When you’re really in trouble, such expertise is heroic. When you’re healthy, though, as most birthing mothers are, interventions are counterproductive. I have a theory that doctors have (unconsciously) gotten around healthy labors by making pain a kind of pathology. Medical pain relief, however, often causes healthy labors to become dysfunctional and babies to go into distress, which gives doctors something legitimate to do.

I hate the disingenuousness of this, though. So many women who’ve had dysfunctional, painful labors and distressed babies believe dysfunction, pain and distress are simply the nature of birth. It’s more true to say that medical interventions and the hospital environment create dysfunction, pain and distress more often than they cure it – a cruel phenomenon I’ve written about here.

It would be like swearing off of love because you had a really bad boyfriend once.

Doctors and hospitals don’t see this, though, because they so steeped in their own belief system. . . the same, I suppose, could be said about me! I do have strong beliefs. But mine are steeped in first-hand experience. I’m not an observer of birth. I’m a giver of birth. I’ve experienced birth that was undisturbed by medicine. It worked perfectly, it didn’t hurt and my babies stayed strong throughout.

The ‘so what’ perspective, then, doesn’t hold up. It’s a pretense that represents only the perspective of non-birthing people.

Birth is important. But does it follow that natural birth is important, too? Does it have inherent, objective worth?

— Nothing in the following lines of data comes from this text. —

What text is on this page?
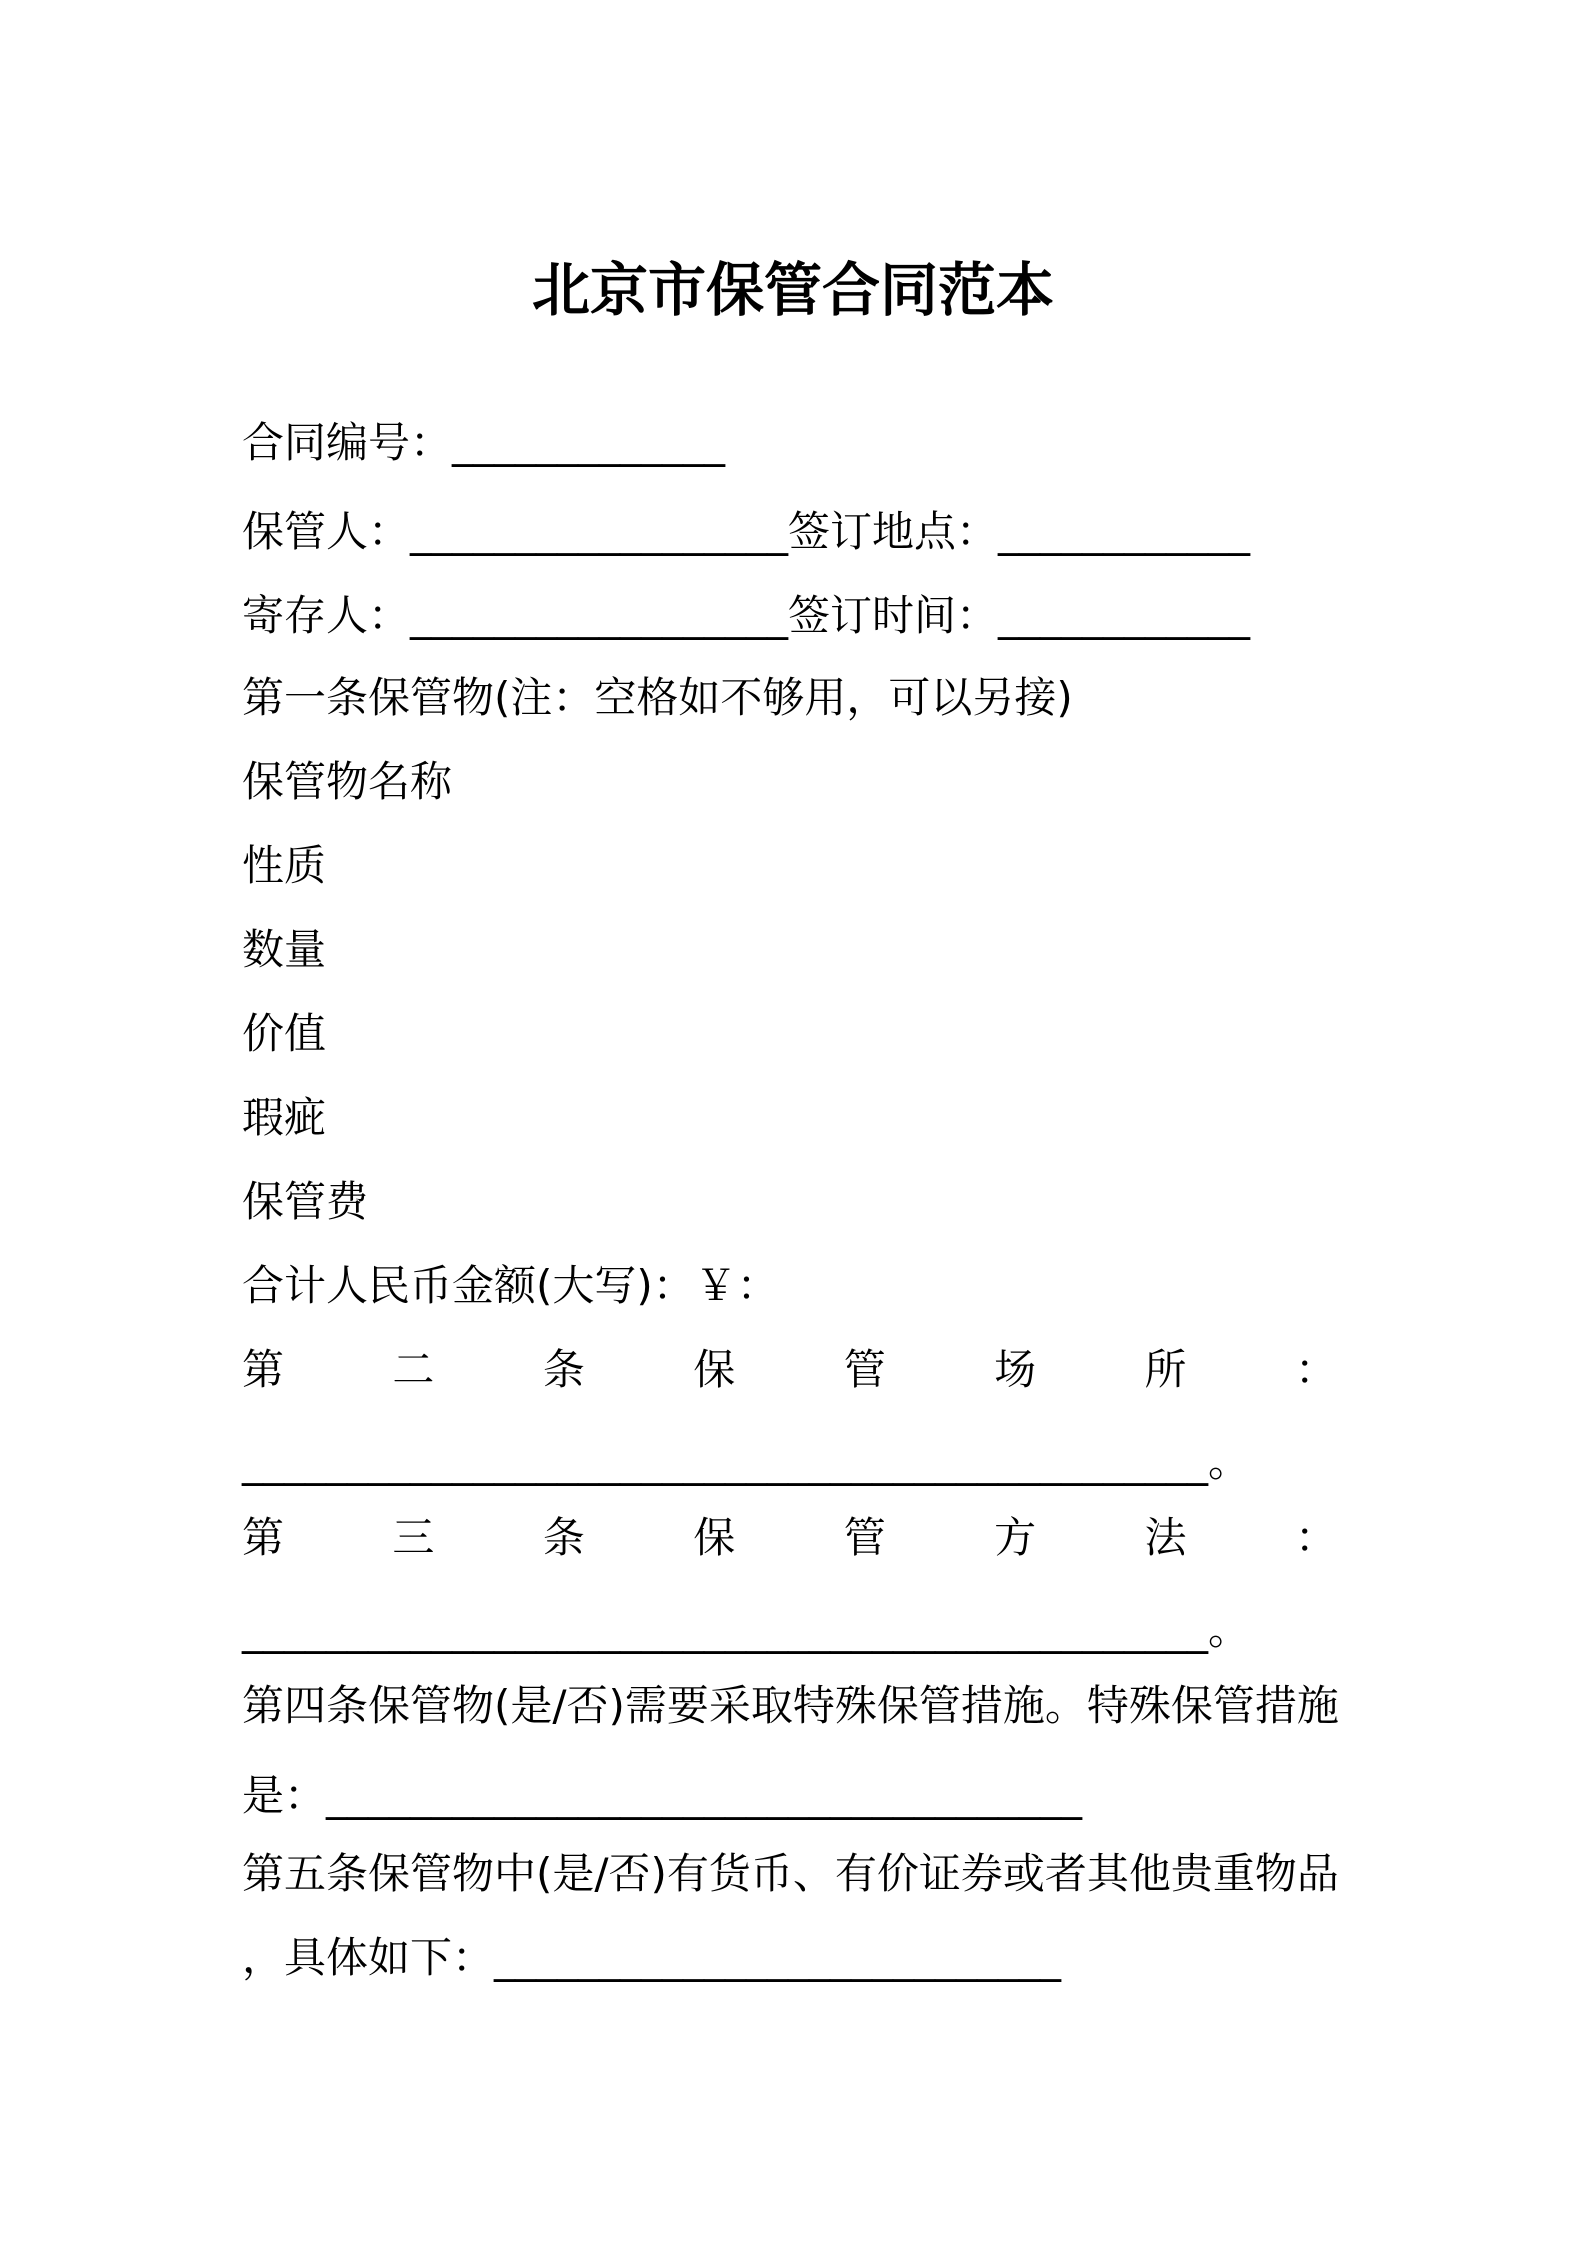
北京市保管合同范本
合同编号：_____________
保管人：__________________签订地点：____________
寄存人：__________________签订时间：____________
第一条保管物(注：空格如不够用，可以另接)
保管物名称
性质
数量
价值
瑕疵
保管费
合计人民币金额(大写)：￥：
第	二	条	保	管	场	所	：
______________________________________________。
第	三	条	保	管	方	法	：
______________________________________________。
第四条保管物(是/否)需要采取特殊保管措施。特殊保管措施
是：____________________________________
第五条保管物中(是/否)有货币、有价证券或者其他贵重物品
，具体如下：___________________________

I could wax poetic – and I do – about how much my birth experiences have meant to me. But the fact that I think about them every day turned me on to what is special about natural birth:

Birth teaches you everything you need to know about becoming a mother. I would have missed out on those lessons had I not experienced natural birth.

Of course – of course – if you did not have a natural birth, that doesn’t mean you don’t know how to be a mother! There is no contradiction in honoring the birth experience of every mother and in honoring the unique, not exclusive, value of natural birth.

What lessons did natural birth teach me? Breathe. Relax. Trust. Phases pass and make you stronger. You can do hard things. During the challenges of motherhood, I have thought back to my births and asked myself, What did I do then to get through the hard parts? What did I know? These are some of the answers.

(I wrote an entire prenatal coaching course on this subject. If you’d like to read more about it, please go here).

Natural birth is a rite of passage, then – marking an important transitional period in a woman’s life and involving activities and teachings designed to strip her of her original role and prepare her for her new role.

Birth has been that for me in spades. Fundamentally, until I experienced natural birth, I had no idea how strong I was. I had no idea how many inner resources I had, or how trustworthy my body was. Now I do know, and I can never forget. That awareness is priceless.

There you have it, Dr. Whatsyourname! Natural birth is not a ‘so what.’ It is precious preparation for becoming a mother. I don’t expect to change your opinion, but I do hope your wife is reading this and getting ideas!